Une bonne surprise lui était réservée : les souliers de la duègne, de vigoureuses chaussures de cuir solide, étaient comme les vêtements, un peu trop grandes mais, en y glissant de petits tampons de linge pour les raccourcir, elle s’y sentit parfaitement bien. Évidemment, l’odeur des habits qu’elle avait endossés n’était pas très agréable. Juana aimait les parfums lourds. Cela sentait l’encens, l’œillet poivré et l’huile d’olive, mais Fiora pensa que la liberté n’avait pas de prix. Enfin, après un dernier regard à cette chambre dont elle avait cru ne jamais sortir, elle ouvrit la porte et se glissa au-dehors. Et ce fut avec un vif plaisir qu’elle tourna trois fois la grosse clef dans la serrure. A présent, il s’agissait de sortir du palais et elle en ignorait les aîtres en dehors de ce qu’elle avait pu apercevoir de ses fenêtres : des bâtiments ordonnés autour d’une grande cour à double rangée d’arcades que sa tour dominait de haut.

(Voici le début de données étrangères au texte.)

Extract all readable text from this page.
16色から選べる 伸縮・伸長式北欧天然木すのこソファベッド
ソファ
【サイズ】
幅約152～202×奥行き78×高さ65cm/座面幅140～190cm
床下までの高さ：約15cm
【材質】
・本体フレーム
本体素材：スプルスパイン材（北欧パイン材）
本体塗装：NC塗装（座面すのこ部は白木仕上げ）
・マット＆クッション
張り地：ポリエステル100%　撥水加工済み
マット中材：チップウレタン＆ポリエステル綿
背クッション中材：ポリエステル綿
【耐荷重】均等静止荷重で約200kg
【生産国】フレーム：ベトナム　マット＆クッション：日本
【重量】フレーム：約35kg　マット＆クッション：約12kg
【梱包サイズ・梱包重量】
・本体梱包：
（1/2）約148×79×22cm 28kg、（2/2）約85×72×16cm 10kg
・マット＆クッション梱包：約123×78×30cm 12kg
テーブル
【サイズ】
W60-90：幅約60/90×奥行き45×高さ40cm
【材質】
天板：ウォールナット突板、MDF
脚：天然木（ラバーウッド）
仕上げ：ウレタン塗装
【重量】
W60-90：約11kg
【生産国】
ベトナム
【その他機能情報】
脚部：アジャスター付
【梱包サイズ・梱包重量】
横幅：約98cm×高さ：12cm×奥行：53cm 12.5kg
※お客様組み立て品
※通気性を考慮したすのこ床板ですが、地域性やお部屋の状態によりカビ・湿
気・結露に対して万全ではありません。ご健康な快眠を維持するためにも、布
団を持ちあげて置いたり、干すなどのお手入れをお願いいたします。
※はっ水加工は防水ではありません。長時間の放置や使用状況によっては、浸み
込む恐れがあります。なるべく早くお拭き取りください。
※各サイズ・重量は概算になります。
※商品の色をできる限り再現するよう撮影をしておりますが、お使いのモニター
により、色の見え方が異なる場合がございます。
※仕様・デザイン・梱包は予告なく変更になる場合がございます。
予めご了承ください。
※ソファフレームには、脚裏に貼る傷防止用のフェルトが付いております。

Elle vit qu’elle se trouvait sur un palier éclairé par une lampe à huile. Une volée d’escaliers étroits montait vers la terrasse où se tenaient les gardes, une autre descendait dans les profondeurs de l’édifice. Ce fut dans ceux-ci qu’elle s’engagea, tirant le plus possible sur son visage le voile noir et s’efforçant d’imiter le maintien de celle dont elle avait emprunté les habits.
L’escalier la mena jusqu’au rez-de-chaussée sans rencontrer âme qui vive sur les deux paliers qu’elle franchit. Là, elle se trouva en face d’une épaisse porte bardée de fer qui donnait peut-être sur ce jardin qu’elle n’avait jamais vu et semblait impossible à ouvrir. Se rappelant les clefs portées à sa ceinture, elle chercha si l’une d’elles pouvait convenir, mais elles étaient toutes trop petites.
Une autre porte peinte et ouvragée apparaissait sur le côté de l’escalier. S’en approchant, Fiora entendit des bruits de voix d’hommes et des rires. Puis il y eut un fracas de meubles remués, tandis que le ton des voix montait jusqu’à la querelle. On allait se battre dans cette salle, peut-être celle des gardes du palais. Donc, à éviter.
Fiora remonta un étage en espérant que la porte donnant sur ce palier-là serait possible à ouvrir. Elle se souvenait, en effet, d’avoir remarqué, en arrivant avec Borgia la nuit de sa fuite du couvent, une grande loggia qui devait faire suite aux appartements de parade.
Si elle pouvait atteindre cette loggia que l’on utilisait pour suivre les spectacles de la rue, elle réussirait peut-être à se laisser glisser jusqu’à terre. Mais il fallait y arriver.
Avec un luxe extrême de précautions, elle pesa sur le grand loquet orfèvre. La porte s’ouvrit facilement et sans bruit. Au-delà, se trouvait une grande salle, mal éclairée par un chandelier posé sur une table miroitante, et qui semblait s’enfoncer à l’infini. Elle s’y avança avec précaution, mais sans être obligée d’étouffer le bruit de ses pas. D’épais tapis couvraient un dallage sombre sur lequel les flammes des chandelles se miraient comme dans un étang. Le haut plafond était peint à la ressemblance d’un ciel étoile et il ne manquait qu’un peu d’air pour imaginer que l’on était dehors. Partout des divans dorés, des coussins étoilés d’or eux aussi, et Fiora se souvint d’avoir entendu Juana vanter certaine « salle des Etoiles » où son cher cardinal donnait de somptueuses fêtes.
La traversée de cette pièce magnifique lui parut durer un temps infini. Pourtant, elle y voyait assez clair pour ne heurter aucun des sièges ou autres meubles qui s’y trouvaient éparpillés. Enfin, elle sentit sous sa main les bronzes d’une porte et faillit crier de joie : celle-ci ouvrait directement sur la loggia.